Кроме того, Шлиман чувствовал потребность отдохнуть и развлечься. Он слишком много работал последние годы. Ему пошел седьмой десяток, а в этом возрасте немногие могут похвастаться ежедневным купанием в море и верховой ездой. Он не признавал старческих недомоганий и считал безнравственным болеть. Но все чаще болели уши, мучил желудок, еще в молодости расстроенный голоданием, регулярно возвращались приступы малярии. Он стал раздражителен.
Погожим летним утром 1883 года у дверей пасторского дома в Анкерсгагене собралась удивленная толпа. Из дома выносили сундуки и тюки с домашним скарбом. Пастор самолично распоряжался укладкой вещей на телегу.
Любопытным пастор объяснил, что временно переезжает к соседу, а в доме на лето поселится один знаменитый ученый.
Через час к дому подкатила коляска. Невысокий пожилой человек в наглухо застегнутом сюртуке легко, по-юношески соскочил и помог сойти красивой молодой даме и двум детям. Перед тем как войти в дом, приезжий оглядел собравшуюся толпу и молча приподнял шляпу.
Старый дом, где прошло детство. Наверху, в этой комнате, умерла мать. Ее звали Луиза. Она была очень добра. Пятьдесят два года прошло с тех пор. Лестница все так же скрипит под ногами. Здесь стояла его кровать. Тут был диван. Минна Мейнке забиралась на диван с ногами и слушала сказки о рыцарях-разбойниках и об аистах, улетающих на зиму в таинственную страну. В саду, на старой липе, были вырезаны его инициалы — в тот день ему исполнилось девять лет, и он получил в подарок перочинный нож.

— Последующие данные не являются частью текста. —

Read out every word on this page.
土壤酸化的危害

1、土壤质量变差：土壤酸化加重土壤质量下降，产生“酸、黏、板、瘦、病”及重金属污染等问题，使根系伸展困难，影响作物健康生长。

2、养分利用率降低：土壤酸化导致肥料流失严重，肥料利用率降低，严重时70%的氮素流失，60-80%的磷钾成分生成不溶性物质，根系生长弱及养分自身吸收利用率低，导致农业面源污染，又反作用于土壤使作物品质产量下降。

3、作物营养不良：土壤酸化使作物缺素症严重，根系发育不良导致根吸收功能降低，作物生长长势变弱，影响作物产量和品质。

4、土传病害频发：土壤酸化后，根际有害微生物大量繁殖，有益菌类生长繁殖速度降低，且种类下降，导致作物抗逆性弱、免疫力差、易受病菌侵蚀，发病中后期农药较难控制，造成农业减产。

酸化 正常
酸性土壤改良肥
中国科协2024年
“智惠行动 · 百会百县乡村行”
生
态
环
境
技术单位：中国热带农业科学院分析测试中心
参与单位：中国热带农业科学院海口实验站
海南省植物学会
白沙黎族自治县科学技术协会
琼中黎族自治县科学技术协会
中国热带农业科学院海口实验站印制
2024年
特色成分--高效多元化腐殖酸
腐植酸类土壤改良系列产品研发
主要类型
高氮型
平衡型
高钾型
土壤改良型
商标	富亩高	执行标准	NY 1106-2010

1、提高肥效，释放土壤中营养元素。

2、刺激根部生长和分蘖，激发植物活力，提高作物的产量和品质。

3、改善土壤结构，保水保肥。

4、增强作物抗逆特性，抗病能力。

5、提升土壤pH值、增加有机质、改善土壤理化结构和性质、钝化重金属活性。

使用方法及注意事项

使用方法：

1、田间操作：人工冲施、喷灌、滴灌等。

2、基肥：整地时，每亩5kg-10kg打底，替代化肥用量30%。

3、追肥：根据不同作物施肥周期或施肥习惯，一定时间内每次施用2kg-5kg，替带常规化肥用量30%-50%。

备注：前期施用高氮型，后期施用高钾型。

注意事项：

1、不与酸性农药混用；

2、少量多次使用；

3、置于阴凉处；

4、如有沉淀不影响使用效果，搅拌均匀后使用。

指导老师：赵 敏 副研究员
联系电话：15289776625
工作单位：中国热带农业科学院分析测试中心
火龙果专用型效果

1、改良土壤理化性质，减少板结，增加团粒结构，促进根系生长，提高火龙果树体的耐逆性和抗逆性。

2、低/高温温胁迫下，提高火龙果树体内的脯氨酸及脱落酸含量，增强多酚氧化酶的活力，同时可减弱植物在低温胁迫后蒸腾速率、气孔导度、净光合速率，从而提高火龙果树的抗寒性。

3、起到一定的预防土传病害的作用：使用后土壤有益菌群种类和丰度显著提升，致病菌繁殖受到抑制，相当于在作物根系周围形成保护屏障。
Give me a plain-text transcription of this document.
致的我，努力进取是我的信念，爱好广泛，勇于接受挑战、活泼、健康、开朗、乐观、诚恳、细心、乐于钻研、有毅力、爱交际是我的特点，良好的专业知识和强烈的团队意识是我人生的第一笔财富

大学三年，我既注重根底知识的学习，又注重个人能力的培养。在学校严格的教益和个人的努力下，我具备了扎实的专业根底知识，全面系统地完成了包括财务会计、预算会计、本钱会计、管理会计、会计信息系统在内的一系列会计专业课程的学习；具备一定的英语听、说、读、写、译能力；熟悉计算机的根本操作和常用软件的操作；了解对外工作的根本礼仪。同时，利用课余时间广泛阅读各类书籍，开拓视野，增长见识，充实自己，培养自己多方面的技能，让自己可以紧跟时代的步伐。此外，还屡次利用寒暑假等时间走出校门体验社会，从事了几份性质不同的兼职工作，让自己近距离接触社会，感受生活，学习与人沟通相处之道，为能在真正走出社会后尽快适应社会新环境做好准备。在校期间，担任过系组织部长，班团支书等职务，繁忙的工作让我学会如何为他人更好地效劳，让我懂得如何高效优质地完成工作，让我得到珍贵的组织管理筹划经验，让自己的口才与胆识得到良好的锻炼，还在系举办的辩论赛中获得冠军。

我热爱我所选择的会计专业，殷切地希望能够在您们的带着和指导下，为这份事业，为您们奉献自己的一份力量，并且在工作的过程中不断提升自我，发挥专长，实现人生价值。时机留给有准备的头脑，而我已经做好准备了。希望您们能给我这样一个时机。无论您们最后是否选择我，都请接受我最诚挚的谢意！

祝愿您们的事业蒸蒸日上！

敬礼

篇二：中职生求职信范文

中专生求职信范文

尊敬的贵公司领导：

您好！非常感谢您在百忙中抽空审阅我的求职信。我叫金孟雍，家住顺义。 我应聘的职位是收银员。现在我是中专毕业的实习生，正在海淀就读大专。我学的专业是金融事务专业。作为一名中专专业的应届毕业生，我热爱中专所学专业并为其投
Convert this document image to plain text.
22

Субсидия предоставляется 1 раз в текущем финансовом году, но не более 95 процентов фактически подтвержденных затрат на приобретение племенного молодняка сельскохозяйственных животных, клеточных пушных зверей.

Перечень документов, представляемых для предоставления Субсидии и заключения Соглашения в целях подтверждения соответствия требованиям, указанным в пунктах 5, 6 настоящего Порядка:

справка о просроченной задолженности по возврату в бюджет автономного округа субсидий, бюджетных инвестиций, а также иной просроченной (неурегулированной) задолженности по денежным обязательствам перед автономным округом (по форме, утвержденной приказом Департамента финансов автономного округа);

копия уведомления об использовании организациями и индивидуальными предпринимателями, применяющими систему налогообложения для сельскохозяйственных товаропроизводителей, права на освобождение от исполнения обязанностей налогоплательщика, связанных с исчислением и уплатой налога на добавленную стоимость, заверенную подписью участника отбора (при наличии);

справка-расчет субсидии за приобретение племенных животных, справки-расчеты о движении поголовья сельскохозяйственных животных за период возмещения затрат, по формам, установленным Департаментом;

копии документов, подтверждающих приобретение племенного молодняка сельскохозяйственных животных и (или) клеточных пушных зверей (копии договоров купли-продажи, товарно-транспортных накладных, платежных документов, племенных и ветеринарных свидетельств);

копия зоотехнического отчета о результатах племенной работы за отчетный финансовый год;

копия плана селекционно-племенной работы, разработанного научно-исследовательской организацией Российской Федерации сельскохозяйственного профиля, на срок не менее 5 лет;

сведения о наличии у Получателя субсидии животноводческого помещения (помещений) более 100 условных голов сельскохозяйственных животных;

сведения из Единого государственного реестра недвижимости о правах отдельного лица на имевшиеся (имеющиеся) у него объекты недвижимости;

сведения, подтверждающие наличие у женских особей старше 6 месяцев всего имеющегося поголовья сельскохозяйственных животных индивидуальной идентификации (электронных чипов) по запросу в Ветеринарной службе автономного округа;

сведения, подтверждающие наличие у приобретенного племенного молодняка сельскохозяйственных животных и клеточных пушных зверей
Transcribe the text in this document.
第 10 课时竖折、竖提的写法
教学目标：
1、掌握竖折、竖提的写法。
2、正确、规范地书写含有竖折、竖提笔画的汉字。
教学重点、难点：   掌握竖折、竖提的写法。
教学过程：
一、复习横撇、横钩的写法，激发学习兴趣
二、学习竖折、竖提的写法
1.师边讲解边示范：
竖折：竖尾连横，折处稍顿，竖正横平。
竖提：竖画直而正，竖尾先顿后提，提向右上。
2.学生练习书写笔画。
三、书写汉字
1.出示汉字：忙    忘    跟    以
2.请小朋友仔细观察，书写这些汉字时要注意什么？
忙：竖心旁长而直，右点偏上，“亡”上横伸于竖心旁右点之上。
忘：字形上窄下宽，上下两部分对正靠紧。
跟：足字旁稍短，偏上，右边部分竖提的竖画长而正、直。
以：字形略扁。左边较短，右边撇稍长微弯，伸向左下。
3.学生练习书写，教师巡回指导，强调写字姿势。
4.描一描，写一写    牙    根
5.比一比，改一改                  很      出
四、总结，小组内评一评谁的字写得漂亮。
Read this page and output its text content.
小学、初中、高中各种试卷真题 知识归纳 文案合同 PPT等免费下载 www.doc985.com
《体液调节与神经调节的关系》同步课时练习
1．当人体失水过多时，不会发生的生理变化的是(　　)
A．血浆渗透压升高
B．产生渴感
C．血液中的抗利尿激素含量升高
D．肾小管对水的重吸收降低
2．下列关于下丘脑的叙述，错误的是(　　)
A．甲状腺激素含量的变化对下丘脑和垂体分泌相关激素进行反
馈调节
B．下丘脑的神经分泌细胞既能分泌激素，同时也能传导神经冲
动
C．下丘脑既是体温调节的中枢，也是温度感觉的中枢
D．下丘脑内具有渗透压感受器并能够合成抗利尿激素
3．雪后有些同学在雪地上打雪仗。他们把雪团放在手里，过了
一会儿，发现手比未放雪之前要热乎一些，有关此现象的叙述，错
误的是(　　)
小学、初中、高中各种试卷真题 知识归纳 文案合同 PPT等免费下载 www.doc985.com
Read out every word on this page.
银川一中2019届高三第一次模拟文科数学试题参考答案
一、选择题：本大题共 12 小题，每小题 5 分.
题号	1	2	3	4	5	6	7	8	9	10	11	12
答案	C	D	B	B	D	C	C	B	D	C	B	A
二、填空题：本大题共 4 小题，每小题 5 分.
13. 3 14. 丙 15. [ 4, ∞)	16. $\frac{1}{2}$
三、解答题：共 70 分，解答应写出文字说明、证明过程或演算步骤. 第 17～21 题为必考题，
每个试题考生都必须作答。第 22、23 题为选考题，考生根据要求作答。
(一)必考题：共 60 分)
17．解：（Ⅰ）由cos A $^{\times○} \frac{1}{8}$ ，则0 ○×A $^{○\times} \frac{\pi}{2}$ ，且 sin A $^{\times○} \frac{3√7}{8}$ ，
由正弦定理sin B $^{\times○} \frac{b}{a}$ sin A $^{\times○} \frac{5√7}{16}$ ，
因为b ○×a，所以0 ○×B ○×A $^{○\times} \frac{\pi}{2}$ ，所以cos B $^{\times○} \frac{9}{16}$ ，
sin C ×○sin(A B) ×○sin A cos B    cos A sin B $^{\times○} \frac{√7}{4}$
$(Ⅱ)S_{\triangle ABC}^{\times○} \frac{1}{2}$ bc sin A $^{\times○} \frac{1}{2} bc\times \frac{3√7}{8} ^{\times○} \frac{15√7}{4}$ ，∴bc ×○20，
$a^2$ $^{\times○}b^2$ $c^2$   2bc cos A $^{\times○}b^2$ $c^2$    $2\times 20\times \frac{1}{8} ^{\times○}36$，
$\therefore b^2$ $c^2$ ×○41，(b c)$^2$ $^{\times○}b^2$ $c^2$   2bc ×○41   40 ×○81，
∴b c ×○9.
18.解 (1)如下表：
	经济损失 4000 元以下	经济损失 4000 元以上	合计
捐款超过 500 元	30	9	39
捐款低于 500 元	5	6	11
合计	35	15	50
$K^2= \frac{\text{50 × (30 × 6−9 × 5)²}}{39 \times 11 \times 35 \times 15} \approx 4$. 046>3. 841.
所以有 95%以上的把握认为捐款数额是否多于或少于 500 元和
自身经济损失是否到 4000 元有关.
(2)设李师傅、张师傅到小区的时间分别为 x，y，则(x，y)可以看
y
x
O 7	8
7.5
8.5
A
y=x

Софье не очень нравилась эта романтическая поездка в Анкерсгаген, но когда стали съезжаться из «крестных деревень родственники, приглашенные к торжественному обеду, она постаралась быть любезной хозяйкой.
Еще живы были старые знакомые. Приехал Карл Андрее, дряхлый старик; он так на всю жизнь и остался кандидатом наук. Удалось отыскать Германа Нидерхеффера — того самого мельничного подмастерья, который за стаканчик картофельной водки читал вслух Гомера. Нидерхеффер давно остепенился, бросил пить и стал солидным фермером. Шлиман заставил его вновь декламировать Гомера. Нидерхеффер беспощадно перевирал стихи, но Шлиман не исправлял его ошибок.
Наконец уступив настоятельным приглашениям, приехала Минна Шлиман встретил ее на пороге дома, расцеловав в обе щеки, познакомил с женой и потащил погулять в сад. Но беседа не клеилась. Минна чувствовала себя неловко и, казалось, со страхом ждала какой-нибудь эксцентричной выходки. А Генрих искоса поглядывал на эту толстую старуху, молчаливо шедшую рядом, и не верил глазам, не верил своей памяти.